Tabac / 30 mars 2017

Tabac

Depuis le 1er janvier 2017, seuls les paquets neutres sont autorisés à la vente en France. Cette mesure vient s’ajouter à une longue tradition de réglementations anti-tabac initiée par la loi Evin en 1991 et dont un des temps forts avait été, il y a 10 ans, l’interdiction de fumer dans les lieux publics. L’idée que le tabac est un produit nocif pour la santé, voire meurtrier, est désormais bien ancrée dans l’opinion publique.

Les marketers travaillant dans l’industrie du tabac se retrouvent donc dans une position délicate du point de vue de l’éthique puisqu’ils commercialisent un produit dont la consommation est nocive pour le consommateur. Comment vivent-ils une telle situation ?

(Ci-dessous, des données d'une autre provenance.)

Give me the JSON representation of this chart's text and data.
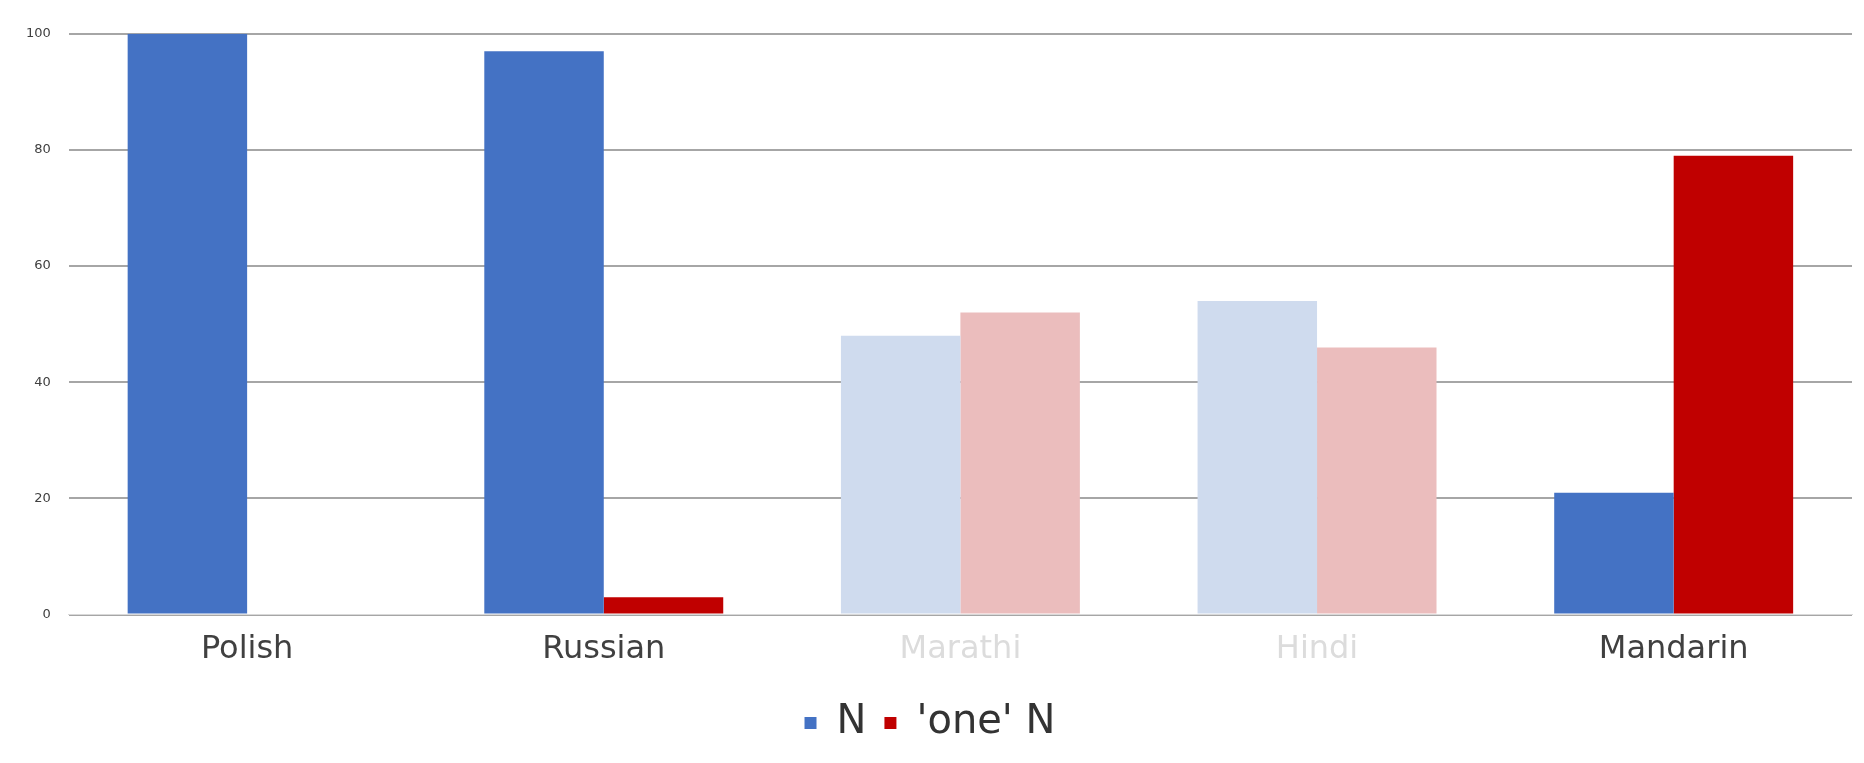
{
  "chart_data": {
    "type": "bar",
    "categories": [
      "Polish",
      "Russian",
      "Marathi",
      "Hindi",
      "Mandarin"
    ],
    "series": [
      {
        "name": "N",
        "color": "#4472c4",
        "colors": [
          "#4472c4",
          "#4472c4",
          "#cfdbee",
          "#cfdbee",
          "#4472c4"
        ],
        "values": [
          100,
          97,
          48,
          54,
          21
        ]
      },
      {
        "name": "'one' N",
        "color": "#c00000",
        "colors": [
          "#c00000",
          "#c00000",
          "#ebbdbd",
          "#ebbdbd",
          "#c00000"
        ],
        "values": [
          0,
          3,
          52,
          46,
          79
        ]
      }
    ],
    "ylim": [
      0,
      100
    ],
    "yticks": [
      0,
      20,
      40,
      60,
      80,
      100
    ],
    "grid": "y",
    "legend": "bottom"
  }
}
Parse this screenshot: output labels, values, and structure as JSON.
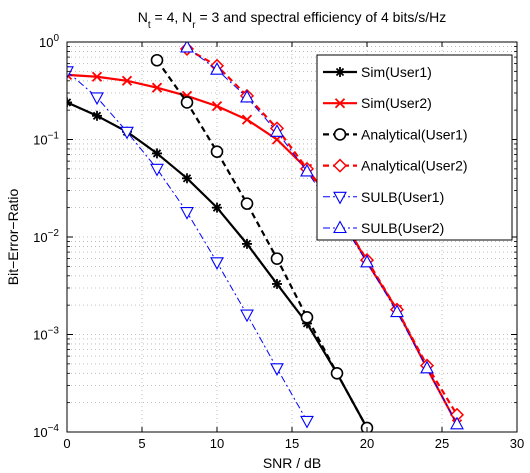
{
  "chart_data": {
    "type": "line",
    "title": {
      "parts": [
        "N",
        "t",
        " = 4, N",
        "r",
        " = 3 and spectral efficiency of 4 bits/s/Hz"
      ]
    },
    "xlabel": "SNR / dB",
    "ylabel": "Bit−Error−Ratio",
    "xlim": [
      0,
      30
    ],
    "ylim": [
      0.0001,
      1
    ],
    "yscale": "log",
    "grid": true,
    "legend_position": "top-right",
    "x_ticks": [
      {
        "value": 0,
        "label": "0"
      },
      {
        "value": 5,
        "label": "5"
      },
      {
        "value": 10,
        "label": "10"
      },
      {
        "value": 15,
        "label": "15"
      },
      {
        "value": 20,
        "label": "20"
      },
      {
        "value": 25,
        "label": "25"
      },
      {
        "value": 30,
        "label": "30"
      }
    ],
    "y_ticks": [
      {
        "value": 1,
        "base": "10",
        "exp": "0"
      },
      {
        "value": 0.1,
        "base": "10",
        "exp": "−1"
      },
      {
        "value": 0.01,
        "base": "10",
        "exp": "−2"
      },
      {
        "value": 0.001,
        "base": "10",
        "exp": "−3"
      },
      {
        "value": 0.0001,
        "base": "10",
        "exp": "−4"
      }
    ],
    "series": [
      {
        "name": "Sim(User1)",
        "color": "#000000",
        "marker": "asterisk",
        "style": "solid",
        "x": [
          0,
          2,
          4,
          6,
          8,
          10,
          12,
          14,
          16,
          18,
          20
        ],
        "y": [
          0.24,
          0.175,
          0.12,
          0.072,
          0.04,
          0.02,
          0.0085,
          0.0033,
          0.0013,
          0.0004,
          0.00011
        ]
      },
      {
        "name": "Sim(User2)",
        "color": "#ff0000",
        "marker": "x",
        "style": "solid",
        "x": [
          0,
          2,
          4,
          6,
          8,
          10,
          12,
          14,
          16,
          18,
          20,
          22,
          24,
          26
        ],
        "y": [
          0.46,
          0.44,
          0.4,
          0.34,
          0.28,
          0.22,
          0.16,
          0.1,
          0.05,
          0.02,
          0.0055,
          0.0018,
          0.00045,
          0.00012
        ]
      },
      {
        "name": "Analytical(User1)",
        "color": "#000000",
        "marker": "circle",
        "style": "dashed",
        "x": [
          6,
          8,
          10,
          12,
          14,
          16,
          18,
          20
        ],
        "y": [
          0.65,
          0.24,
          0.075,
          0.022,
          0.006,
          0.0015,
          0.0004,
          0.00011
        ]
      },
      {
        "name": "Analytical(User2)",
        "color": "#ff0000",
        "marker": "diamond",
        "style": "dashed",
        "x": [
          8,
          10,
          12,
          14,
          16,
          18,
          20,
          22,
          24,
          26
        ],
        "y": [
          0.85,
          0.57,
          0.28,
          0.13,
          0.05,
          0.018,
          0.0058,
          0.0018,
          0.00048,
          0.00015
        ]
      },
      {
        "name": "SULB(User1)",
        "color": "#0000ff",
        "marker": "triangle-down",
        "style": "dashdot",
        "x": [
          0,
          2,
          4,
          6,
          8,
          10,
          12,
          14,
          16
        ],
        "y": [
          0.5,
          0.27,
          0.12,
          0.05,
          0.018,
          0.0055,
          0.0016,
          0.00045,
          0.00013
        ]
      },
      {
        "name": "SULB(User2)",
        "color": "#0000ff",
        "marker": "triangle-up",
        "style": "dashdot",
        "x": [
          8,
          10,
          12,
          14,
          16,
          18,
          20,
          22,
          24,
          26
        ],
        "y": [
          0.88,
          0.52,
          0.27,
          0.12,
          0.047,
          0.017,
          0.0055,
          0.0017,
          0.00045,
          0.00012
        ]
      }
    ]
  }
}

Des « vendeurs de mort » pris à parti de toutes parts

Accès restreint à la cigarette, hausses de prix successives, campagnes de communication dénonçant les méfaits du tabac sur la santé, inscription de « Fumer tue » en gros caractères sur les paquets… les nombreuses offensives anti-tabac menées par l’État ont véritablement « dénormalisé » la consommation du tabac. Celle-ci n’est en effet plus considérée comme acceptable.

De plus, les procès retentissants menés par les associations de consommateurs contre les fabricants de cigarettes, notamment aux États-Unis, ont eu pour conséquence de déplacer la responsabilité du fumeur vers celle du fabricant. Ils ont jeté le discrédit sur les pratiques de ces organisations, notamment en termes de transparence de l’information. Celles-ci auraient gardé le silence sur le caractère nocif et addictif du produit.